Fitzgerald works in a new, $270 million facility on the shores of Lake Michigan, and his program is worthy of it.

“They do a great job of coaching there,” said Ted Tollner, a former college and pro football coach who's a member of the Holiday Bowl board of directors. “I'm not sure on a national basis whether their image is high-profile, but they play high-profile football.”

Tollner also is a longtime fan of Whittingham. As a Cal Poly quarterback, he was a teammate of the late Fred Whittingham Sr., Kyle's father.
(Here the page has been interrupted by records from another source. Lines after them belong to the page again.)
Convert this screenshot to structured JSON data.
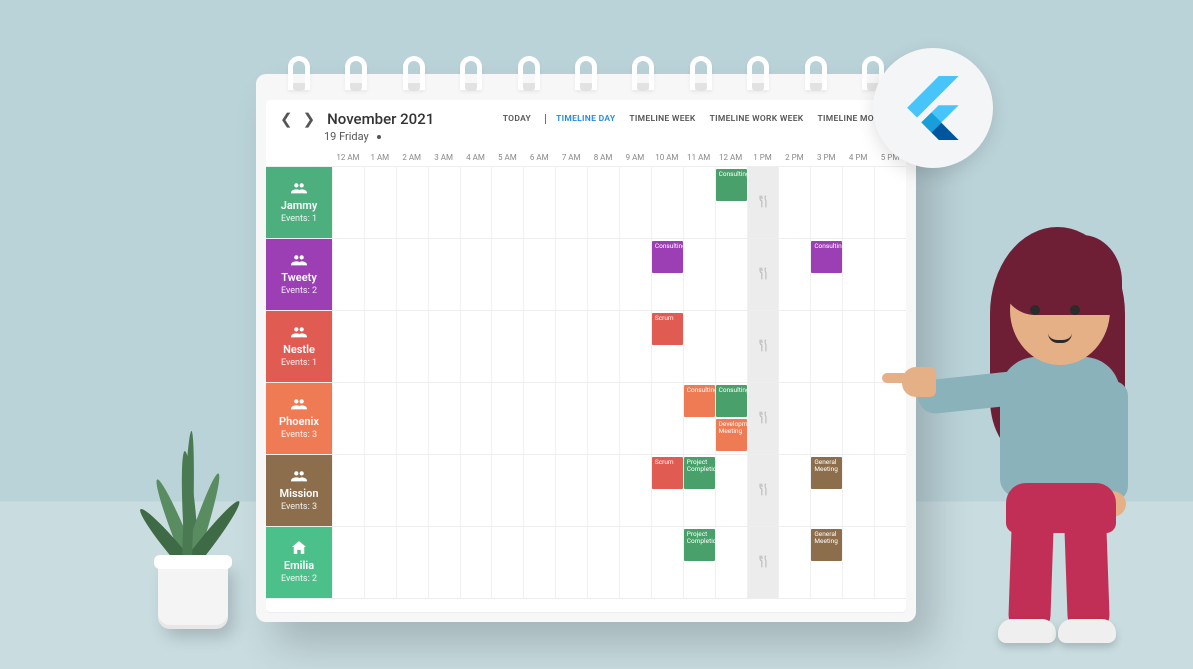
{
  "header": {
    "title": "November 2021",
    "subtitle": "19 Friday",
    "today_label": "TODAY",
    "views": [
      {
        "label": "TIMELINE DAY",
        "active": true
      },
      {
        "label": "TIMELINE WEEK",
        "active": false
      },
      {
        "label": "TIMELINE WORK WEEK",
        "active": false
      },
      {
        "label": "TIMELINE MONTH",
        "active": false
      }
    ]
  },
  "time_slots": [
    "12 AM",
    "1 AM",
    "2 AM",
    "3 AM",
    "4 AM",
    "5 AM",
    "6 AM",
    "7 AM",
    "8 AM",
    "9 AM",
    "10 AM",
    "11 AM",
    "12 AM",
    "1 PM",
    "2 PM",
    "3 PM",
    "4 PM",
    "5 PM"
  ],
  "break_column_index": 14,
  "resources": [
    {
      "name": "Jammy",
      "events_label": "Events: 1",
      "color": "c-green1",
      "icon": "people",
      "appointments": [
        {
          "label": "Consulting",
          "col": 12,
          "span": 1,
          "color": "c-green3"
        }
      ]
    },
    {
      "name": "Tweety",
      "events_label": "Events: 2",
      "color": "c-purple",
      "icon": "people",
      "appointments": [
        {
          "label": "Consulting",
          "col": 10,
          "span": 1,
          "color": "c-purple"
        },
        {
          "label": "Consulting",
          "col": 15,
          "span": 1,
          "color": "c-purple"
        }
      ]
    },
    {
      "name": "Nestle",
      "events_label": "Events: 1",
      "color": "c-red",
      "icon": "people",
      "appointments": [
        {
          "label": "Scrum",
          "col": 10,
          "span": 1,
          "color": "c-red"
        }
      ]
    },
    {
      "name": "Phoenix",
      "events_label": "Events: 3",
      "color": "c-orange",
      "icon": "people",
      "appointments": [
        {
          "label": "Consulting",
          "col": 11,
          "span": 1,
          "color": "c-orange"
        },
        {
          "label": "Consulting",
          "col": 12,
          "span": 1,
          "color": "c-green3"
        },
        {
          "label": "Development Meeting",
          "col": 12,
          "span": 1,
          "row": 2,
          "color": "c-orange"
        }
      ]
    },
    {
      "name": "Mission",
      "events_label": "Events: 3",
      "color": "c-brown",
      "icon": "people",
      "appointments": [
        {
          "label": "Scrum",
          "col": 10,
          "span": 1,
          "color": "c-red"
        },
        {
          "label": "Project Completion",
          "col": 11,
          "span": 1,
          "color": "c-green3"
        },
        {
          "label": "General Meeting",
          "col": 15,
          "span": 1,
          "color": "c-brown"
        }
      ]
    },
    {
      "name": "Emilia",
      "events_label": "Events: 2",
      "color": "c-green2",
      "icon": "house",
      "appointments": [
        {
          "label": "Project Completion",
          "col": 11,
          "span": 1,
          "color": "c-green3"
        },
        {
          "label": "General Meeting",
          "col": 15,
          "span": 1,
          "color": "c-brown"
        }
      ]
    }
  ]
}
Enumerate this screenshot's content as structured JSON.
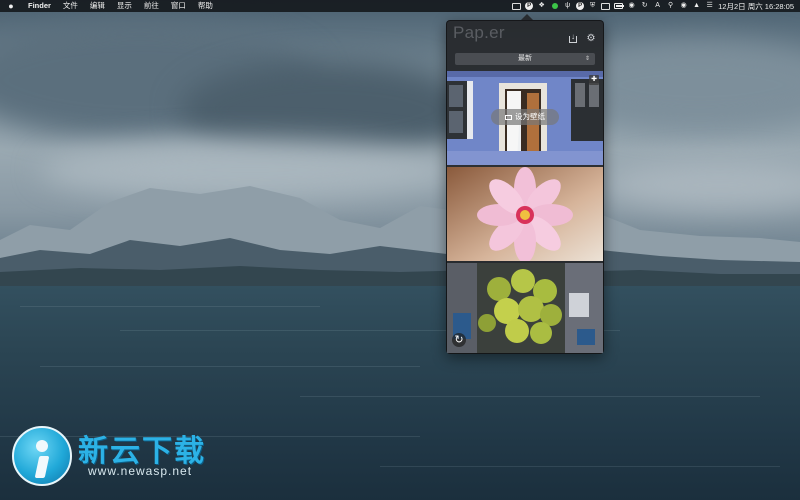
{
  "menubar": {
    "apple": "",
    "items": [
      "Finder",
      "文件",
      "编辑",
      "显示",
      "前往",
      "窗口",
      "帮助"
    ],
    "status_icons": [
      "screen-share-icon",
      "paper-p-icon",
      "dropbox-icon",
      "green-dot-icon",
      "usb-icon",
      "paper-app-icon",
      "shield-icon",
      "cast-icon",
      "battery-icon",
      "record-icon",
      "rotate-icon",
      "input-source-icon",
      "search-icon",
      "siri-icon",
      "user-icon",
      "notification-icon"
    ],
    "input_source_label": "A",
    "clock": "12月2日 周六  16:28:05"
  },
  "panel": {
    "title": "Pap.er",
    "sort_value": "最新",
    "set_wallpaper_label": "设为壁纸",
    "thumbnails": [
      "blue-house-door",
      "pink-cosmos-flower",
      "aerial-city-trees"
    ]
  },
  "watermark": {
    "title": "新云下载",
    "url": "www.newasp.net"
  },
  "colors": {
    "menubar_bg": "#16191d",
    "panel_bg": "#26282c",
    "watermark_blue": "#2cb2e6"
  }
}
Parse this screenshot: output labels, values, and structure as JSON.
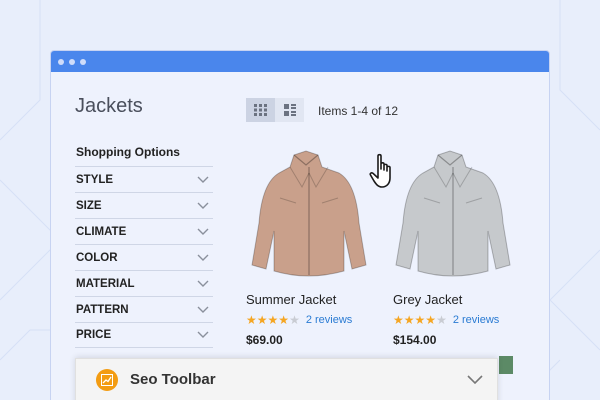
{
  "page": {
    "category_title": "Jackets",
    "shopping_options_title": "Shopping Options",
    "items_count": "Items 1-4 of 12"
  },
  "filters": [
    {
      "label": "STYLE"
    },
    {
      "label": "SIZE"
    },
    {
      "label": "CLIMATE"
    },
    {
      "label": "COLOR"
    },
    {
      "label": "MATERIAL"
    },
    {
      "label": "PATTERN"
    },
    {
      "label": "PRICE"
    }
  ],
  "view_modes": [
    {
      "name": "grid-view",
      "icon": "grid-icon",
      "active": true
    },
    {
      "name": "list-view",
      "icon": "list-icon",
      "active": false
    }
  ],
  "products": [
    {
      "name": "Summer Jacket",
      "rating": 4,
      "max_rating": 5,
      "reviews": "2 reviews",
      "price": "$69.00",
      "color": "#c9a08b"
    },
    {
      "name": "Grey  Jacket",
      "rating": 4,
      "max_rating": 5,
      "reviews": "2 reviews",
      "price": "$154.00",
      "color": "#c6c9cc"
    }
  ],
  "seo_toolbar": {
    "title": "Seo Toolbar",
    "icon": "chart-icon",
    "expanded": false
  },
  "colors": {
    "accent": "#4a86ec",
    "star": "#f5a623",
    "link": "#2a7bd3",
    "seo_icon": "#f39c12"
  }
}
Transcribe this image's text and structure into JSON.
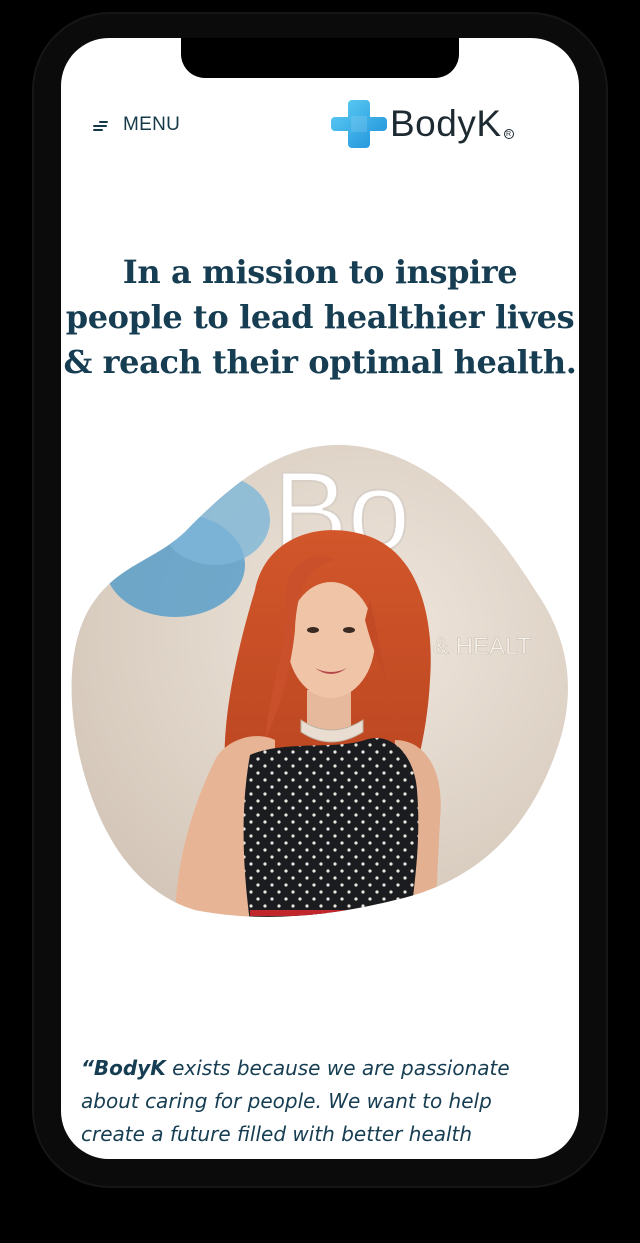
{
  "header": {
    "menu_label": "MENU",
    "menu_icon": "hamburger-menu-icon",
    "logo_text": "BodyK",
    "logo_registered": "R",
    "logo_icon": "medical-cross-icon"
  },
  "hero": {
    "headline_lines": [
      "In a mission to inspire",
      "people to lead healthier lives",
      "& reach their optimal health."
    ],
    "photo_sign_partial_1": "Bo",
    "photo_sign_partial_2": "NESS & HEALT"
  },
  "quote": {
    "open_mark": "“",
    "brand": "BodyK",
    "line1_rest": " exists because we are passionate",
    "line2": "about caring for people. We want to help",
    "line3": "create a future filled with better health"
  },
  "colors": {
    "heading": "#163d52",
    "brand_blue": "#2fa6e0",
    "background": "#ffffff"
  }
}
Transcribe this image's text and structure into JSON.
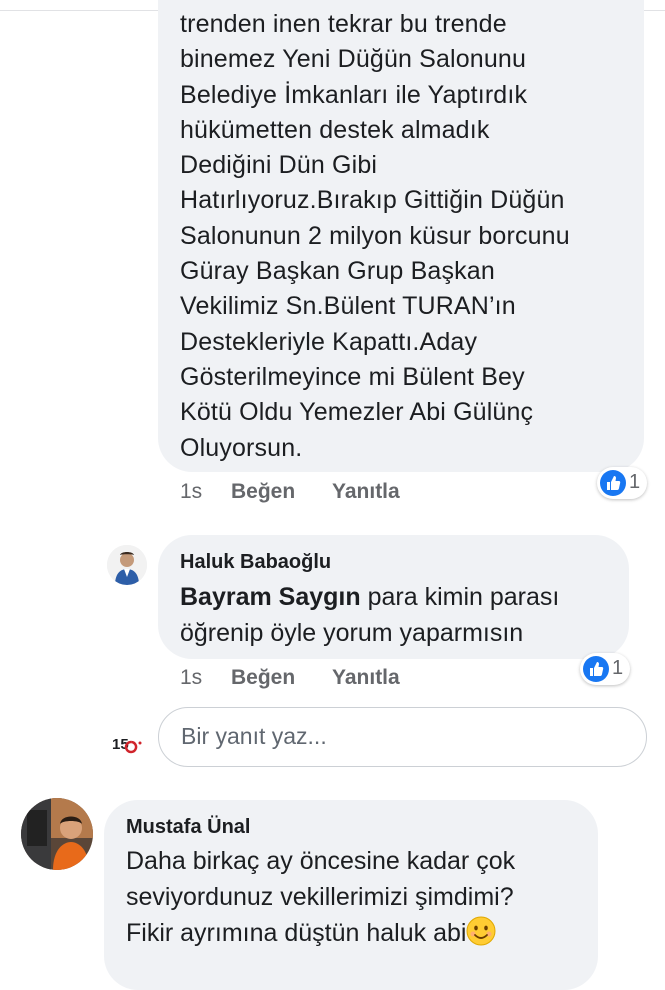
{
  "thread": {
    "comment1": {
      "text": "trenden inen tekrar bu trende\nbinemez Yeni Düğün Salonunu\nBelediye İmkanları ile Yaptırdık\nhükümetten destek almadık\nDediğini Dün Gibi\nHatırlıyoruz.Bırakıp Gittiğin Düğün\nSalonunun 2 milyon küsur borcunu\nGüray Başkan Grup Başkan\nVekilimiz Sn.Bülent TURAN’ın\nDestekleriyle Kapattı.Aday\nGösterilmeyince mi Bülent Bey\nKötü Oldu Yemezler Abi Gülünç\nOluyorsun.",
      "time": "1s",
      "like_label": "Beğen",
      "reply_label": "Yanıtla",
      "reaction_count": "1"
    },
    "comment2": {
      "author": "Haluk Babaoğlu",
      "mention": "Bayram Saygın",
      "text": " para kimin parası\nöğrenip öyle yorum yaparmısın",
      "time": "1s",
      "like_label": "Beğen",
      "reply_label": "Yanıtla",
      "reaction_count": "1"
    },
    "reply_input": {
      "placeholder": "Bir yanıt yaz...",
      "avatar_text": "15"
    },
    "comment3": {
      "author": "Mustafa Ünal",
      "text": "Daha birkaç ay öncesine kadar çok\nseviyordunuz vekillerimizi şimdimi?\nFikir ayrımına düştün haluk abi"
    }
  },
  "colors": {
    "bubble": "#f0f2f5",
    "like_blue": "#1877f2",
    "meta_gray": "#65676b",
    "text": "#1c1e21"
  },
  "icons": [
    "like-icon",
    "smile-emoji-icon"
  ]
}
Tollner spent a season on the BYU staff in 1981, when Kyle was a star linebacker and Fred was the defensive coordinator.

“I just wish Fred would have had a chance to watch what Kyle's doing,” Tollner said.

He certainly would have enjoyed these Utes and appreciated Fitzgerald’s Wildcats.

Huntley or Shelley?

Whittingham won’t name a starting quarterback for the Holiday Bowl, telling reporters Friday in San Diego, “One guy will trot out there on our first offensive possession, and that will be the guy.”

Whittingham also said original starter Tyler Huntley has “shaken all the rust off” and is “up to speed,” according to the San Diego Union-Tribune.

Huntley broke his collarbone Nov. 3 vs. Arizona State. Shelley went 3-1 as a starter in November, including a 10-3 loss to Washington in the Pac-12 championship game. Whittingham has said Huntley would start the Holiday Bowl if he’s “game ready.”